Maya meletakkan gelasnya ke meja dengan cukup keras. Dia muak, namun tidak bisa melawan. Meski setengah hati, nyatanya Maya tetap berangkat memenuhi permintaan ibu mertuanya itu.

"Ah, ini menantu Harjono, ya?" tanya salah satu tamu, seorang pria paruh baya dengan setelan jas mahal sambil tersenyum kecil. "Beruntung sekali ya, menikah dengan anak pertama keluarga Santoso,"

Maya menahan napas, hanya membalas dengan senyuman hambar.
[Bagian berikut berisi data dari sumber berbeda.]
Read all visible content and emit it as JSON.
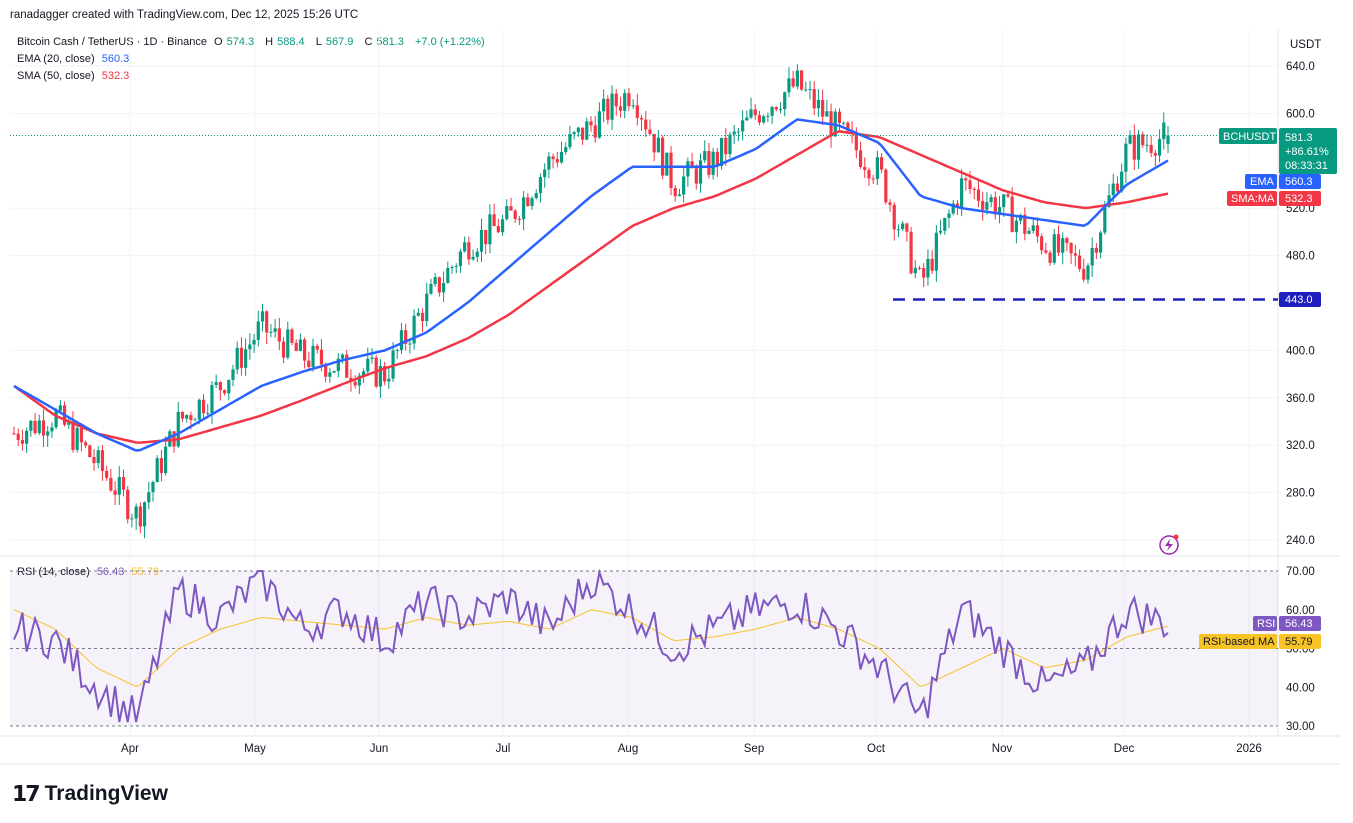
{
  "header": {
    "attribution": "ranadagger created with TradingView.com, Dec 12, 2025 15:26 UTC"
  },
  "legend": {
    "symbol": "Bitcoin Cash / TetherUS · 1D · Binance",
    "o_label": "O",
    "o": "574.3",
    "h_label": "H",
    "h": "588.4",
    "l_label": "L",
    "l": "567.9",
    "c_label": "C",
    "c": "581.3",
    "change": "+7.0 (+1.22%)",
    "ema_label": "EMA (20, close)",
    "ema_value": "560.3",
    "sma_label": "SMA (50, close)",
    "sma_value": "532.3",
    "rsi_label": "RSI (14, close)",
    "rsi_value": "56.43",
    "rsi_ma_value": "55.79"
  },
  "axis": {
    "currency": "USDT",
    "price_ticks": [
      "640.0",
      "600.0",
      "520.0",
      "480.0",
      "400.0",
      "360.0",
      "320.0",
      "280.0",
      "240.0"
    ],
    "rsi_ticks": [
      "70.00",
      "60.00",
      "50.00",
      "40.00",
      "30.00"
    ],
    "months": [
      "Apr",
      "May",
      "Jun",
      "Jul",
      "Aug",
      "Sep",
      "Oct",
      "Nov",
      "Dec",
      "2026"
    ]
  },
  "tags": {
    "symbol_tag": "BCHUSDT",
    "price": "581.3",
    "pct": "+86.61%",
    "countdown": "08:33:31",
    "ema_tag": "EMA",
    "ema_val": "560.3",
    "sma_tag": "SMA:MA",
    "sma_val": "532.3",
    "support_val": "443.0",
    "rsi_tag": "RSI",
    "rsi_val": "56.43",
    "rsi_ma_tag": "RSI-based MA",
    "rsi_ma_val": "55.79"
  },
  "footer": {
    "brand": "TradingView"
  },
  "colors": {
    "up": "#089981",
    "down": "#f23645",
    "ema": "#2962ff",
    "sma": "#f23645",
    "rsi": "#7e57c2",
    "rsi_ma": "#f7c325",
    "support": "#1f1fbf"
  },
  "chart_data": {
    "type": "candlestick",
    "price_ylim": [
      225,
      660
    ],
    "support_level": 443.0,
    "rsi_ylim": [
      30,
      70
    ],
    "dates": [
      "Mar 10",
      "Mar 20",
      "Apr 1",
      "Apr 8",
      "Apr 20",
      "May 1",
      "May 10",
      "May 20",
      "Jun 1",
      "Jun 10",
      "Jun 20",
      "Jul 1",
      "Jul 10",
      "Jul 20",
      "Aug 1",
      "Aug 10",
      "Aug 20",
      "Sep 1",
      "Sep 10",
      "Sep 20",
      "Oct 1",
      "Oct 10",
      "Oct 16",
      "Oct 25",
      "Nov 1",
      "Nov 10",
      "Nov 20",
      "Dec 1",
      "Dec 12"
    ],
    "close": [
      330,
      345,
      305,
      260,
      340,
      370,
      420,
      395,
      385,
      380,
      440,
      490,
      510,
      560,
      590,
      620,
      540,
      560,
      600,
      625,
      585,
      550,
      455,
      540,
      520,
      490,
      470,
      570,
      581.3
    ],
    "ema20": [
      370,
      350,
      330,
      315,
      330,
      350,
      370,
      382,
      392,
      400,
      415,
      440,
      470,
      500,
      530,
      555,
      555,
      555,
      570,
      595,
      590,
      575,
      530,
      520,
      515,
      510,
      505,
      540,
      560.3
    ],
    "sma50": [
      370,
      345,
      330,
      322,
      325,
      335,
      345,
      358,
      372,
      385,
      395,
      410,
      430,
      455,
      480,
      505,
      520,
      530,
      545,
      565,
      585,
      580,
      565,
      550,
      535,
      525,
      520,
      525,
      532.3
    ],
    "rsi": [
      55,
      52,
      40,
      32,
      65,
      58,
      68,
      55,
      60,
      52,
      62,
      58,
      63,
      55,
      68,
      60,
      50,
      55,
      60,
      62,
      55,
      45,
      32,
      60,
      50,
      40,
      45,
      60,
      56.43
    ],
    "rsi_ma": [
      60,
      55,
      45,
      40,
      50,
      55,
      58,
      57,
      56,
      55,
      58,
      56,
      57,
      55,
      60,
      58,
      52,
      53,
      55,
      58,
      55,
      50,
      40,
      45,
      50,
      45,
      47,
      53,
      55.79
    ]
  }
}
Namun, di dalam hati, komentar itu menusuk lebih dalam dari yang dia duga. Apakah semua orang hanya melihat dirinya sebagai seseorang yang beruntung mendapatkan Bima? Sementara dialah yang menggadaikan harta warisan almarhum kedua orang tuanya demi membiayai kesuksesan Bima. Tanpa siapapun tahu.

"Maya," panggil Bima. "Ke sini sebentar,"

Maya menoleh, melihat Bima berdiri di dekat Nina yang masih tersenyum santai. Jantung Maya berdetak cepat, tapi dia memaksakan diri untuk mendekat.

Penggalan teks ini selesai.